When you’ve got three loads of washing to do and feel a total “ick” about the fact you have no food, it can send you spiralling into such a foul mood. Avoid this, take it slow, take it calm and don’t overwhelm yourself.

Why does this help? For neurodivergent brains, predictability and recovery time are essential. This landing day gives you control over re-entry, rather than throwing you straight back into chaos.

2. Plan post-trip comfort rituals

After a trip, my brain often feels like it’s been shaken in a snow globe: bits of experience still whirling around, refusing to settle. Having a post-travel ritual helps ground me.
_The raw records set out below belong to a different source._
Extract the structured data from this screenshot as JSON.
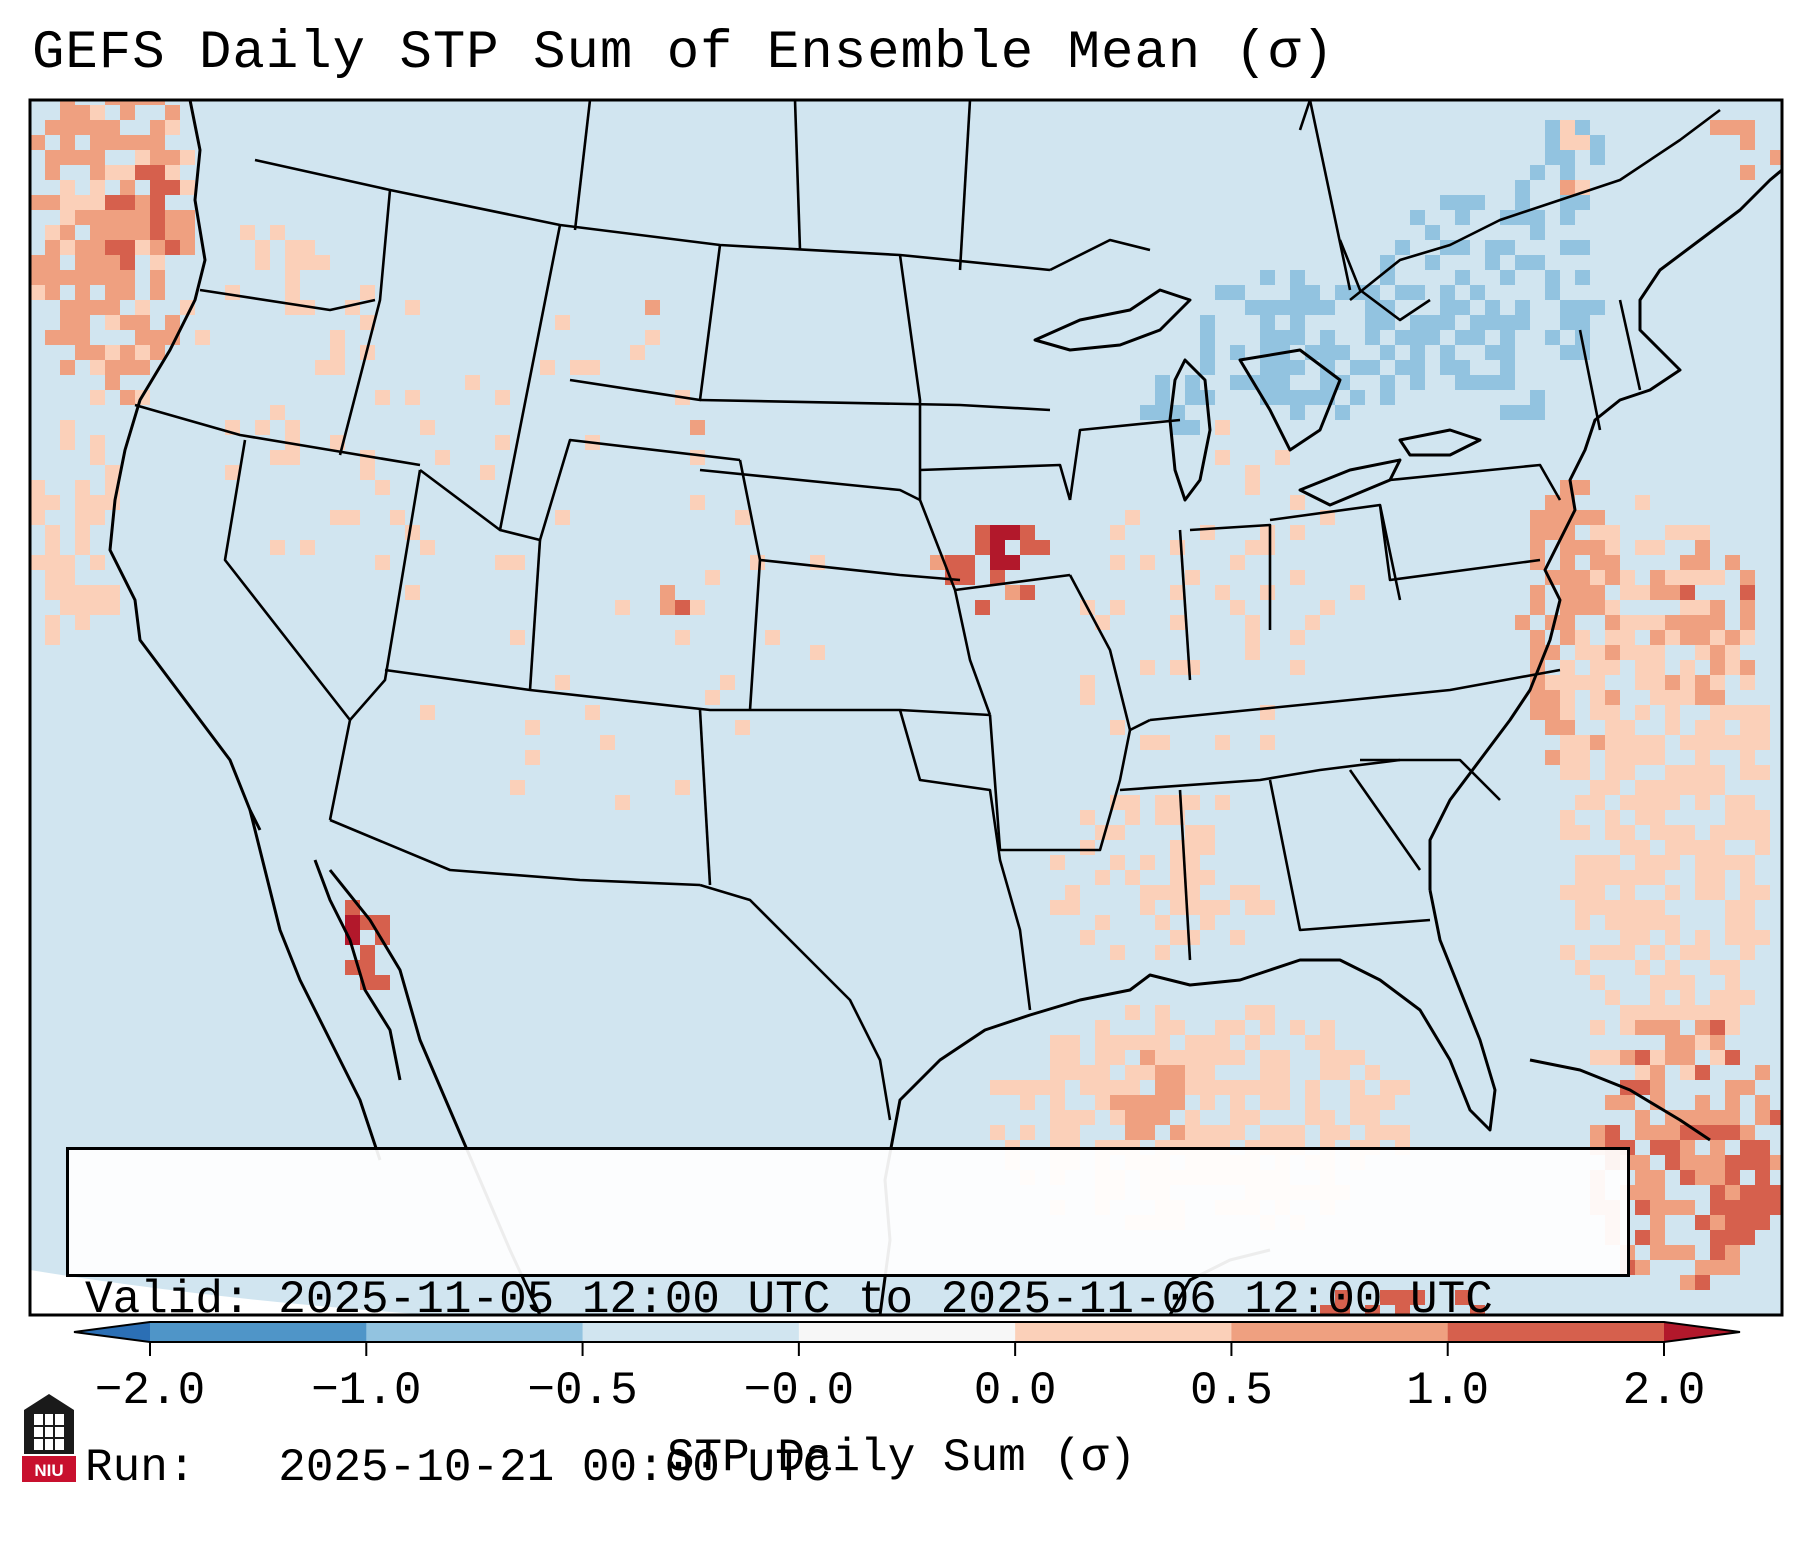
{
  "title": "GEFS Daily STP Sum of Ensemble Mean (σ)",
  "info": {
    "valid_line": "Valid: 2025-11-05 12:00 UTC to 2025-11-06 12:00 UTC",
    "run_line": "Run:   2025-10-21 00:00 UTC"
  },
  "colorbar": {
    "label": "STP Daily Sum (σ)",
    "ticks": [
      "−2.0",
      "−1.0",
      "−0.5",
      "−0.0",
      "0.0",
      "0.5",
      "1.0",
      "2.0"
    ],
    "levels": [
      -2.0,
      -1.0,
      -0.5,
      0.0,
      0.0,
      0.5,
      1.0,
      2.0
    ],
    "colors": [
      "#2b6fb5",
      "#4f95c8",
      "#92c3e0",
      "#d1e5f0",
      "#f7f7f7",
      "#fbd0b9",
      "#efa080",
      "#d6604d",
      "#b2182b"
    ],
    "under_color": "#2b6fb5",
    "over_color": "#b2182b"
  },
  "logo": {
    "text": "NIU",
    "color": "#c8102e"
  },
  "map": {
    "background_color": "#d1e5f0",
    "border_color": "#000000",
    "projection": "Lambert conformal, CONUS",
    "region": "Contiguous United States, southern Canada, northern Mexico",
    "notable_features": [
      {
        "feature": "STP maximum > 2.0 σ",
        "area": "Iowa / northern Missouri",
        "level": 2.0
      },
      {
        "feature": "STP maximum > 2.0 σ",
        "area": "Gulf of California",
        "level": 2.0
      },
      {
        "feature": "Positive anomaly band 0 to 1 σ",
        "area": "Western Atlantic off the East Coast",
        "level": 0.5
      },
      {
        "feature": "Positive anomaly 0 to 0.5 σ",
        "area": "Gulf of Mexico",
        "level": 0.25
      },
      {
        "feature": "Negative anomaly −0.5 to −1.0 σ",
        "area": "Great Lakes / southern Ontario / Quebec",
        "level": -0.7
      }
    ]
  }
}
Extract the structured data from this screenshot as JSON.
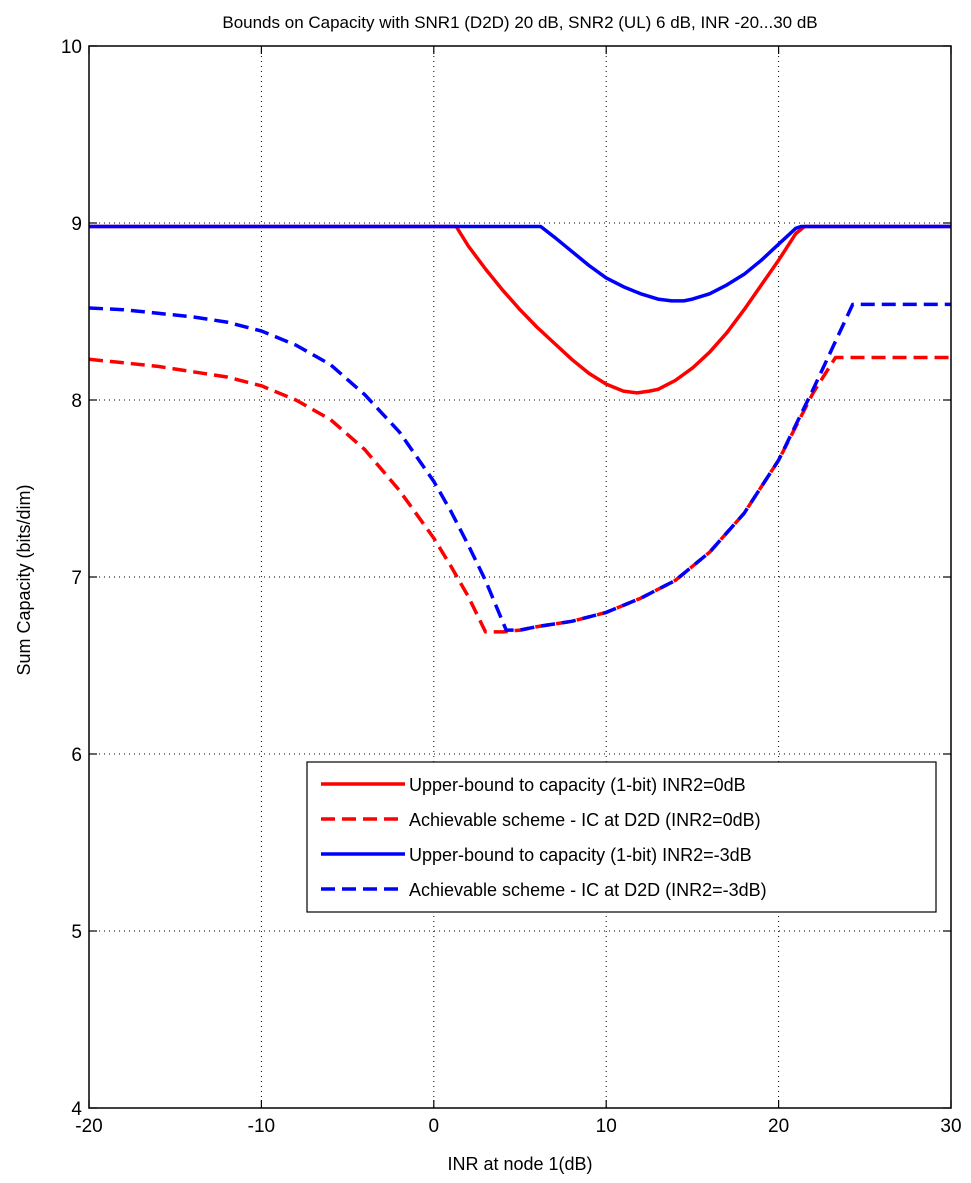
{
  "chart_data": {
    "type": "line",
    "title": "Bounds on Capacity with SNR1 (D2D) 20 dB, SNR2 (UL) 6 dB, INR -20...30 dB",
    "xlabel": "INR at node 1(dB)",
    "ylabel": "Sum Capacity (bits/dim)",
    "xlim": [
      -20,
      30
    ],
    "ylim": [
      4,
      10
    ],
    "xticks": [
      -20,
      -10,
      0,
      10,
      20,
      30
    ],
    "yticks": [
      4,
      5,
      6,
      7,
      8,
      9,
      10
    ],
    "xtick_labels": [
      "-20",
      "-10",
      "0",
      "10",
      "20",
      "30"
    ],
    "ytick_labels": [
      "4",
      "5",
      "6",
      "7",
      "8",
      "9",
      "10"
    ],
    "grid": true,
    "legend_position": "lower-right",
    "series": [
      {
        "name": "Upper-bound to capacity (1-bit) INR2=0dB",
        "color": "#ff0000",
        "style": "solid",
        "x": [
          -20,
          1.3,
          2,
          3,
          4,
          5,
          6,
          7,
          8,
          9,
          10,
          11,
          11.8,
          12.5,
          13,
          14,
          15,
          16,
          17,
          18,
          19,
          20,
          21,
          21.5,
          30
        ],
        "y": [
          8.98,
          8.98,
          8.87,
          8.74,
          8.62,
          8.51,
          8.41,
          8.32,
          8.23,
          8.15,
          8.09,
          8.05,
          8.04,
          8.05,
          8.06,
          8.11,
          8.18,
          8.27,
          8.38,
          8.51,
          8.65,
          8.79,
          8.94,
          8.98,
          8.98
        ]
      },
      {
        "name": "Achievable scheme - IC at D2D (INR2=0dB)",
        "color": "#ff0000",
        "style": "dashed",
        "x": [
          -20,
          -18,
          -16,
          -14,
          -12,
          -10,
          -8,
          -6,
          -4,
          -2,
          0,
          1,
          2,
          3,
          4,
          5,
          6,
          8,
          10,
          12,
          14,
          16,
          18,
          20,
          22,
          23.3,
          30
        ],
        "y": [
          8.23,
          8.21,
          8.19,
          8.16,
          8.13,
          8.08,
          8.0,
          7.89,
          7.72,
          7.49,
          7.22,
          7.06,
          6.89,
          6.69,
          6.69,
          6.7,
          6.72,
          6.75,
          6.8,
          6.88,
          6.98,
          7.14,
          7.36,
          7.66,
          8.04,
          8.24,
          8.24
        ]
      },
      {
        "name": "Upper-bound to capacity (1-bit) INR2=-3dB",
        "color": "#0000ff",
        "style": "solid",
        "x": [
          -20,
          6.2,
          7,
          8,
          9,
          10,
          11,
          12,
          13,
          13.8,
          14.5,
          15,
          16,
          17,
          18,
          19,
          20,
          21,
          21.3,
          30
        ],
        "y": [
          8.98,
          8.98,
          8.92,
          8.84,
          8.76,
          8.69,
          8.64,
          8.6,
          8.57,
          8.56,
          8.56,
          8.57,
          8.6,
          8.65,
          8.71,
          8.79,
          8.88,
          8.97,
          8.98,
          8.98
        ]
      },
      {
        "name": "Achievable scheme - IC at D2D (INR2=-3dB)",
        "color": "#0000ff",
        "style": "dashed",
        "x": [
          -20,
          -18,
          -16,
          -14,
          -12,
          -10,
          -8,
          -6,
          -4,
          -2,
          0,
          1,
          2,
          3,
          4.2,
          5,
          6,
          8,
          10,
          12,
          14,
          16,
          18,
          20,
          22,
          24.3,
          30
        ],
        "y": [
          8.52,
          8.51,
          8.49,
          8.47,
          8.44,
          8.39,
          8.31,
          8.2,
          8.03,
          7.82,
          7.54,
          7.37,
          7.18,
          6.98,
          6.7,
          6.7,
          6.72,
          6.75,
          6.8,
          6.88,
          6.98,
          7.14,
          7.36,
          7.66,
          8.06,
          8.54,
          8.54
        ]
      }
    ]
  }
}
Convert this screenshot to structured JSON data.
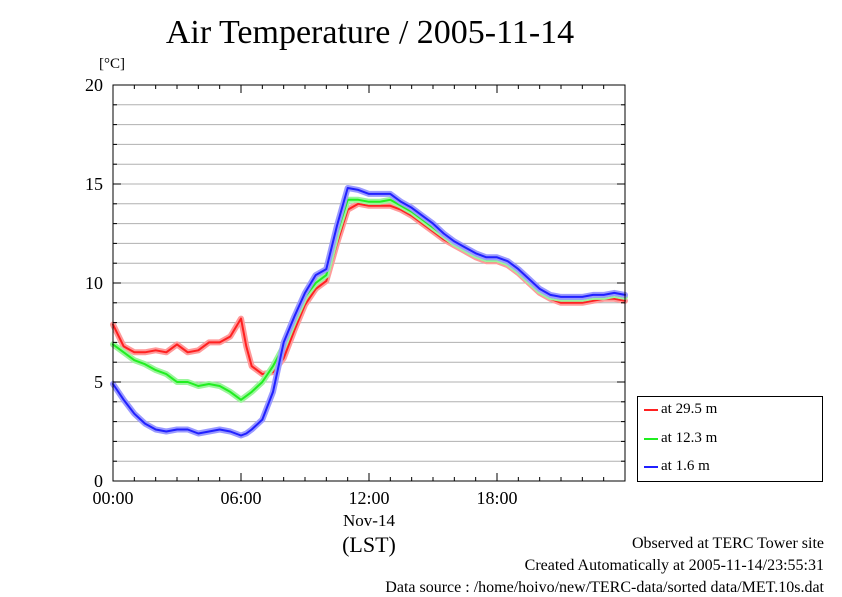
{
  "unit_label": "[°C]",
  "footer": {
    "line1": "Observed at TERC Tower site",
    "line2": "Created Automatically at 2005-11-14/23:55:31",
    "line3": "Data source : /home/hoivo/new/TERC-data/sorted  data/MET.10s.dat"
  },
  "colors": {
    "at_29_5": "#ff2020",
    "at_12_3": "#20ee20",
    "at_1_6": "#2020ff"
  },
  "chart_data": {
    "type": "line",
    "title": "Air Temperature / 2005-11-14",
    "ylabel": "[°C]",
    "xlabel": "(LST)",
    "x_tick_labels": [
      "00:00",
      "06:00",
      "12:00",
      "18:00"
    ],
    "x_ticks_hours": [
      0,
      6,
      12,
      18
    ],
    "x_date_label": "Nov-14",
    "xlim": [
      0,
      24
    ],
    "ylim": [
      0,
      20
    ],
    "y_ticks": [
      0,
      5,
      10,
      15,
      20
    ],
    "y_tick_labels": [
      "0",
      "5",
      "10",
      "15",
      "20"
    ],
    "grid": true,
    "legend_position": "bottom-right outside",
    "x_hours": [
      0,
      0.5,
      1,
      1.5,
      2,
      2.5,
      3,
      3.5,
      4,
      4.5,
      5,
      5.5,
      6,
      6.25,
      6.5,
      7,
      7.5,
      8,
      8.5,
      9,
      9.5,
      10,
      10.5,
      11,
      11.5,
      12,
      12.5,
      13,
      13.5,
      14,
      14.5,
      15,
      15.5,
      16,
      16.5,
      17,
      17.5,
      18,
      18.5,
      19,
      19.5,
      20,
      20.5,
      21,
      21.5,
      22,
      22.5,
      23,
      23.5,
      24
    ],
    "series": [
      {
        "name": "at 29.5 m",
        "color": "#ff2020",
        "values": [
          7.9,
          6.8,
          6.5,
          6.5,
          6.6,
          6.5,
          6.9,
          6.5,
          6.6,
          7.0,
          7.0,
          7.3,
          8.2,
          6.8,
          5.8,
          5.4,
          5.5,
          6.2,
          7.6,
          8.9,
          9.7,
          10.1,
          12.0,
          13.7,
          14.0,
          13.9,
          13.9,
          13.9,
          13.7,
          13.4,
          13.0,
          12.6,
          12.2,
          11.9,
          11.6,
          11.3,
          11.1,
          11.1,
          10.9,
          10.5,
          10.0,
          9.5,
          9.2,
          9.0,
          9.0,
          9.0,
          9.1,
          9.2,
          9.2,
          9.1
        ]
      },
      {
        "name": "at 12.3 m",
        "color": "#20ee20",
        "values": [
          6.9,
          6.5,
          6.1,
          5.9,
          5.6,
          5.4,
          5.0,
          5.0,
          4.8,
          4.9,
          4.8,
          4.5,
          4.1,
          4.3,
          4.5,
          5.0,
          5.8,
          6.8,
          8.1,
          9.3,
          10.0,
          10.4,
          12.5,
          14.2,
          14.2,
          14.1,
          14.1,
          14.2,
          13.9,
          13.6,
          13.2,
          12.8,
          12.4,
          12.0,
          11.7,
          11.4,
          11.2,
          11.2,
          11.0,
          10.6,
          10.1,
          9.6,
          9.3,
          9.2,
          9.2,
          9.2,
          9.3,
          9.3,
          9.4,
          9.3
        ]
      },
      {
        "name": "at 1.6 m",
        "color": "#2020ff",
        "values": [
          4.9,
          4.1,
          3.4,
          2.9,
          2.6,
          2.5,
          2.6,
          2.6,
          2.4,
          2.5,
          2.6,
          2.5,
          2.3,
          2.4,
          2.6,
          3.1,
          4.5,
          7.0,
          8.3,
          9.5,
          10.4,
          10.7,
          12.9,
          14.8,
          14.7,
          14.5,
          14.5,
          14.5,
          14.1,
          13.8,
          13.4,
          13.0,
          12.5,
          12.1,
          11.8,
          11.5,
          11.3,
          11.3,
          11.1,
          10.7,
          10.2,
          9.7,
          9.4,
          9.3,
          9.3,
          9.3,
          9.4,
          9.4,
          9.5,
          9.4
        ]
      }
    ]
  }
}
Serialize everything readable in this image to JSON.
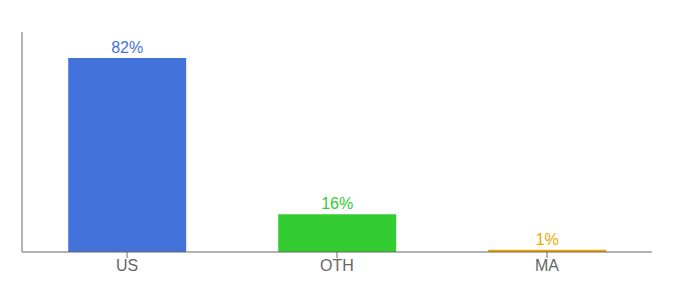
{
  "chart_data": {
    "type": "bar",
    "categories": [
      "US",
      "OTH",
      "MA"
    ],
    "values": [
      82,
      16,
      1
    ],
    "value_labels": [
      "82%",
      "16%",
      "1%"
    ],
    "colors": [
      "#4472db",
      "#33cc33",
      "#f0a500"
    ],
    "ylim": [
      0,
      93
    ],
    "grid": false,
    "data_labels": true,
    "tick_labels": "x"
  }
}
For me, it might be a long soak in the bath with lavender salts, or rewatching a series I know word for word. Sometimes it’s as simple as slipping into my softest jumper and brewing a cup of tea in the same mug I’ve used for years. These things seem small, but they create continuity. They remind me: this is home, this is safe, you can exhale now.

Why does it help? Familiar rituals signal safety and stability. They remind your nervous system that the overstimulation is over, and that you’re back in a place of calm.

3. Break down “catch-up” into bite-sized tasks

Coming home can feel like being ambushed. Suddenly, there are emails, laundry, bills, unpacking, the weekly shop, deadlines. It’s so easy to panic and try to bulldoze through it all in one heroic swoop, only to burn out halfway.

Now, I use what I call the three-task rule. I write down three things that absolutely need to be done on day one, usually something practical (unpack toiletries), something grounding (buy food for dinner), and something functional (check urgent emails). Everything else can wait.

Why does this help? For many of us, executive function is already stretched thin after travel so these small, achievable, structured steps help to reduce pressure and create a sense of progress without burnout.

Aidy says that the end of an adventure can feel like a sort of grief

Aidy says that the end of an adventure can feel like a sort of grief (Aidy Smith)

Read more: How to spot the symptoms of burnout and experts’ advice to treat them

4. Process the emotional side of travel

Here’s something people rarely talk about: post-travel sadness is real. Sometimes it’s grief for the end of an adventure, other times it’s disappointment that the “real world” doesn’t feel as exciting. When I come back from a trip, I set aside time to look through photos, journal a few reflections, or even make a little scrapbook which allows me to enjoy the journey for longer, rather than abruptly shutting the door on it.

Many neurodivergent people wear our emotions on our sleeves and after a big and meaningful trip, that emotion takes time to digest, internalise and flow.

Why does it help? Neurodivergent people often experience emotions intensely so acknowledging those feelings, rather than dismissing them, creates closure and softens the crash.

5. Ease back into social plans

One of the biggest mistakes I used to make was saying “yes” to everything the week I returned. Dinner with friends, catch-up drinks, work socials … because I didn’t want to disappoint anyone. But after days (or weeks) of high social energy on the road, what I actually needed was solitude. Now, I schedule social plans more sparingly after a trip, giving myself space to recharge first.

FOMO can seem real and the way we’re wired to think we often feel we’re letting people down if we don’t attend something. Don’t fall into that trap. Remember, you can only be at your best for others if you are being kind to yourself and looking out for yourself in the first place.

Why does this help? Social interaction is a massive energy drain when you’re already depleted. Remember, allowing yourself to say “not yet” is an act of self-preservation, not selfishness.